Conventional cancer treatments like chemotherapy and radiotherapy, while effective, are often accompanied by severe side effects due to their lack of specificity – damaging not only tumours but healthy tissue as well.

This innovative research focuses on a new generation of biological cancer therapies that harness the natural properties of bacteria. Some strains of bacteria thrive in the unique conditions of a tumour, such as low oxygen and acidic pH – conditions rarely found in healthy tissue. This makes them ideal vehicles for delivering therapeutic agents directly into the tumour, while leaving the rest of the body untouched.

In earlier stages of the research, the team focused on using these bacteria to suppress tumour growth, essentially delivering therapeutic payloads that halt the cancer’s progression. Now, their efforts have evolved into a dual-action approach. Not only do these bacteria kill tumour cells directly, but they also help to stimulate the body’s immune system, teaching it to recognise and fight the cancer more effectively.
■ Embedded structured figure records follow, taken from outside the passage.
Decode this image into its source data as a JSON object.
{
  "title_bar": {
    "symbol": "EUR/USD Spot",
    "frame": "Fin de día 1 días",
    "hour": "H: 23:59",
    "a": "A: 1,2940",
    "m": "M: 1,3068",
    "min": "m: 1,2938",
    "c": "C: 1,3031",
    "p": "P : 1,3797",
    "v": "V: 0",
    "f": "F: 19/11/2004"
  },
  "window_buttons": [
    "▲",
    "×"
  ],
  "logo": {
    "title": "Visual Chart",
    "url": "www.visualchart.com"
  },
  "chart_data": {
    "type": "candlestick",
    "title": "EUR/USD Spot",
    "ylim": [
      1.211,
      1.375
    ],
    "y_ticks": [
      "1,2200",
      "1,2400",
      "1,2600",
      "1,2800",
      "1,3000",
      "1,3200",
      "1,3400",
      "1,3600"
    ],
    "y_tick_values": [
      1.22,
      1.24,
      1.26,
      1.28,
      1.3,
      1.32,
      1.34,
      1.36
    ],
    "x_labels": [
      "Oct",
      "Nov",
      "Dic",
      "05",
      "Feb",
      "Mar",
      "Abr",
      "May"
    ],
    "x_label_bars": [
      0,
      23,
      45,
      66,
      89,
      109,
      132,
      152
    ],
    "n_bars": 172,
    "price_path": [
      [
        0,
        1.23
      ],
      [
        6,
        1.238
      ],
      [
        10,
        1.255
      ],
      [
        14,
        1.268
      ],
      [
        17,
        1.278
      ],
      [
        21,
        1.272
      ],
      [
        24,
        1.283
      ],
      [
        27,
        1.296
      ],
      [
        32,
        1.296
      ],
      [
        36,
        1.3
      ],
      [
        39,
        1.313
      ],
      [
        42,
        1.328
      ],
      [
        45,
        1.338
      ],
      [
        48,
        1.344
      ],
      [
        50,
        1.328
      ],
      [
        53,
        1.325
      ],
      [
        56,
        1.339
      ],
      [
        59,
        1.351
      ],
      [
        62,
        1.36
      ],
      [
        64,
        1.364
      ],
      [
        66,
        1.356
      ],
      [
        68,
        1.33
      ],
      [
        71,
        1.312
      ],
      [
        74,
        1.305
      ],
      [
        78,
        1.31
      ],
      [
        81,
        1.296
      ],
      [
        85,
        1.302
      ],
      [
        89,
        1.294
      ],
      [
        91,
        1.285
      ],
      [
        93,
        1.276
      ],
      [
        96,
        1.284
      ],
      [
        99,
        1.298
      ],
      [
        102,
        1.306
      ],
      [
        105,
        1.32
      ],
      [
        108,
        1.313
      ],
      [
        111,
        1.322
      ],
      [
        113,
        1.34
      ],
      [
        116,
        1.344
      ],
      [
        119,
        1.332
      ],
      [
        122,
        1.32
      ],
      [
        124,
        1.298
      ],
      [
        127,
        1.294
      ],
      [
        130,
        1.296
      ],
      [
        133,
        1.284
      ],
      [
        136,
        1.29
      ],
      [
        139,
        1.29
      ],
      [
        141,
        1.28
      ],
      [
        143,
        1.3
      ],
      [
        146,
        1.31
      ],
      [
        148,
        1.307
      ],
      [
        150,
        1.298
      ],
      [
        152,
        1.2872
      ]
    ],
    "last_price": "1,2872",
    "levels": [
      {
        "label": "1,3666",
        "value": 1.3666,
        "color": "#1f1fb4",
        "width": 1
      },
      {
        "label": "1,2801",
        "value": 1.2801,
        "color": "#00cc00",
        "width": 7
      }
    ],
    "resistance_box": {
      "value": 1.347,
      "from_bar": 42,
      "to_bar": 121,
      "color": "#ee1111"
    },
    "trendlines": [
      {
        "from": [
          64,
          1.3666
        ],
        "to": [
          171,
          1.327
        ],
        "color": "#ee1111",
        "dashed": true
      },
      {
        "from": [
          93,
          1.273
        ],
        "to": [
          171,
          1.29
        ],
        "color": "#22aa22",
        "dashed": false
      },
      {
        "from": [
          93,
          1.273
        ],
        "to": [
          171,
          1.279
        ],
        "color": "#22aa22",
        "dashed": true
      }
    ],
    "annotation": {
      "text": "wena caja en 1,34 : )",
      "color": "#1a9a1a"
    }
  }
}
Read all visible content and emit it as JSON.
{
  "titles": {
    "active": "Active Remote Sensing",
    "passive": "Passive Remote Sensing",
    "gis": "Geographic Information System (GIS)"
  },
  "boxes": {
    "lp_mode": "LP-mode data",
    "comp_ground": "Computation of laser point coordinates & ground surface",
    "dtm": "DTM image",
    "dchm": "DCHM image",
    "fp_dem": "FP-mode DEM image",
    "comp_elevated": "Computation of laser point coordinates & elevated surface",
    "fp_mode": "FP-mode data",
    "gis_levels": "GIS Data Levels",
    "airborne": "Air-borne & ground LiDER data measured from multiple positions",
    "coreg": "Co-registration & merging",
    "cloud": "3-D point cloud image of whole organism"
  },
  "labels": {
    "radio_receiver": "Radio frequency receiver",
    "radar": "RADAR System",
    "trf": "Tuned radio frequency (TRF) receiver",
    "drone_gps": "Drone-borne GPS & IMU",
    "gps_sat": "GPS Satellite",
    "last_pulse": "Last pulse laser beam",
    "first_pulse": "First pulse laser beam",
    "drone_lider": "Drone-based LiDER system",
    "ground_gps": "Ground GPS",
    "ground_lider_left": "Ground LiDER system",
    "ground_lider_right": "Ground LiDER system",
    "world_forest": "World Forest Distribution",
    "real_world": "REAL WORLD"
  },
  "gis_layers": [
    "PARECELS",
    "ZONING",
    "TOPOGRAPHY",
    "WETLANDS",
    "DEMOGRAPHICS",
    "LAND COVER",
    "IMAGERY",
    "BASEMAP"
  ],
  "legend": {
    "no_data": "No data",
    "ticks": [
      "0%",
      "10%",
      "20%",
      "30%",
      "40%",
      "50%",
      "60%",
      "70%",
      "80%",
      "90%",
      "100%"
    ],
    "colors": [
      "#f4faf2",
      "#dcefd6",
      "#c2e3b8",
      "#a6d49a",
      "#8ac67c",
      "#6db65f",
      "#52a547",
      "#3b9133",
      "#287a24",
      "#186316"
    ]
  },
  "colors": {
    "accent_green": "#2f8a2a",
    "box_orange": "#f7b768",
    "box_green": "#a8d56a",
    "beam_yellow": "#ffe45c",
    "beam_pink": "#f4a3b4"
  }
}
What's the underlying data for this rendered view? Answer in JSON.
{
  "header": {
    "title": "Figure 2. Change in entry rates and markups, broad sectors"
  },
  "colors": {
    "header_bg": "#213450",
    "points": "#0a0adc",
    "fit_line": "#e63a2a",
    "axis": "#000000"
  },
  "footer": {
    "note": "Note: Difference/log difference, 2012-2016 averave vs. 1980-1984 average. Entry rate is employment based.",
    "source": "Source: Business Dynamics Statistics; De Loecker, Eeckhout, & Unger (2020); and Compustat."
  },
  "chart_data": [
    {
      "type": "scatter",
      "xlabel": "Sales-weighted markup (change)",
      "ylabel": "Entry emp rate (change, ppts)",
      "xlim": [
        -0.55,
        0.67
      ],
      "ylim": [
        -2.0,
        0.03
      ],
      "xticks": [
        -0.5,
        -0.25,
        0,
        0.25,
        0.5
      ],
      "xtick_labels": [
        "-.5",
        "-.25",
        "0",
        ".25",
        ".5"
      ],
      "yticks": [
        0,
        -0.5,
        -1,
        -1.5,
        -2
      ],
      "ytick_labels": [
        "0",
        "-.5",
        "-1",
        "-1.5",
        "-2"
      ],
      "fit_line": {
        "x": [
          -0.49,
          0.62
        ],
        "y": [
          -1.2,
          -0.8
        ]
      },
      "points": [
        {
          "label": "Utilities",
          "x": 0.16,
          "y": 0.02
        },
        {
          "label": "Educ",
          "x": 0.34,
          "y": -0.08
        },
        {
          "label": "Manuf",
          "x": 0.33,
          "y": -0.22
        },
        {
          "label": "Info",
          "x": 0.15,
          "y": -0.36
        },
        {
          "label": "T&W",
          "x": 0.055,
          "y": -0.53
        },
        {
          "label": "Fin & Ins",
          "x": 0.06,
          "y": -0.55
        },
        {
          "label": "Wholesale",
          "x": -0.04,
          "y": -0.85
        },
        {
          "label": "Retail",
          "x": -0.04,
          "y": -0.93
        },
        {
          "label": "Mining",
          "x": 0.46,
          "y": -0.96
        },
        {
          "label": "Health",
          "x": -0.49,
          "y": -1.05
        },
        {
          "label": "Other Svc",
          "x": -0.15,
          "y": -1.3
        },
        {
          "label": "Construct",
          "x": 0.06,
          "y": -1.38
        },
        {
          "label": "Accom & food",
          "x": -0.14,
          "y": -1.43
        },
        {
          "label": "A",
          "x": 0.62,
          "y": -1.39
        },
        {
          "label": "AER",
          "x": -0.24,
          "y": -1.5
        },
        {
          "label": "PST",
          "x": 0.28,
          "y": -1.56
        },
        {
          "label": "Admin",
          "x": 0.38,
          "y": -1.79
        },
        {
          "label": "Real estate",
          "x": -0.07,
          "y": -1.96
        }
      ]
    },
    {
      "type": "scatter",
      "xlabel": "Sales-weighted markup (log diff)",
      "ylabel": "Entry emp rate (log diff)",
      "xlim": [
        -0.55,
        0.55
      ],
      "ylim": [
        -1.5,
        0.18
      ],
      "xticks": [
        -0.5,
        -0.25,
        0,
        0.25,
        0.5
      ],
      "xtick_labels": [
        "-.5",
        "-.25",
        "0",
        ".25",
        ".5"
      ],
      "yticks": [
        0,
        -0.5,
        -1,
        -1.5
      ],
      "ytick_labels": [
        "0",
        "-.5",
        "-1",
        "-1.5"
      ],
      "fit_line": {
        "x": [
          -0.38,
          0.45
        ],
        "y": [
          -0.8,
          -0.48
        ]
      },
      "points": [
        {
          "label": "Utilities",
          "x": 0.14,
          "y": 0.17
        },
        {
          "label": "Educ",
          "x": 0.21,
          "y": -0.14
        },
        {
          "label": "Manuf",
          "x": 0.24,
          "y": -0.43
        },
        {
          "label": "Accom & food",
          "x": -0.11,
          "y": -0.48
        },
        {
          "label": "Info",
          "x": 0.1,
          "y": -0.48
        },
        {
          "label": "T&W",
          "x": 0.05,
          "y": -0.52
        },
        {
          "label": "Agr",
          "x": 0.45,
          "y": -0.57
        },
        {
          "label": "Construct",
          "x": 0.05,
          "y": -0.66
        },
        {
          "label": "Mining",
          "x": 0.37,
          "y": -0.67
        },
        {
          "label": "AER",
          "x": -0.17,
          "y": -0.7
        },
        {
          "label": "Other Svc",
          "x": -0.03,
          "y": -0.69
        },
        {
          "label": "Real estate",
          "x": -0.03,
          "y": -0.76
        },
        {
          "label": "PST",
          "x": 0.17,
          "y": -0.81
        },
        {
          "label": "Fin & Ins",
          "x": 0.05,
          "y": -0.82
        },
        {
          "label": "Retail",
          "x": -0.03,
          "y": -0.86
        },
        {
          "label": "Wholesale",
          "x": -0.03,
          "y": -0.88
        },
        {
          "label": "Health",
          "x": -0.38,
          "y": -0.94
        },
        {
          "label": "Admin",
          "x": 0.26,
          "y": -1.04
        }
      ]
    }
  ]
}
This combined effect of killing cancer cells and reactivating the immune system could offer long-term benefits beyond what is possible with current treatments.

Unlike chemotherapy or radiation, which can’t distinguish between healthy and cancerous tissue, this bacterial therapy is highly specific. The bacteria naturally gravitate to tumour sites, drastically reducing the risk of damage to healthy organs and tissues. This means patients could be spared many of the harmful side effects commonly associated with traditional cancer treatments, such as fatigue, nausea, and immune suppression.

The research is already yielding promising results in experimental animal models. Tumour-bearing animals treated with the therapy are living significantly longer, and importantly, the treatment has shown no harmful side effects so far. These findings are laying the groundwork for future clinical applications.

The team is now working on optimising the therapy and exploring ways to scale up for potential human trials. If successful, this approach could revolutionise how we treat cancer, offering patients a safer, more precise, and more effective option.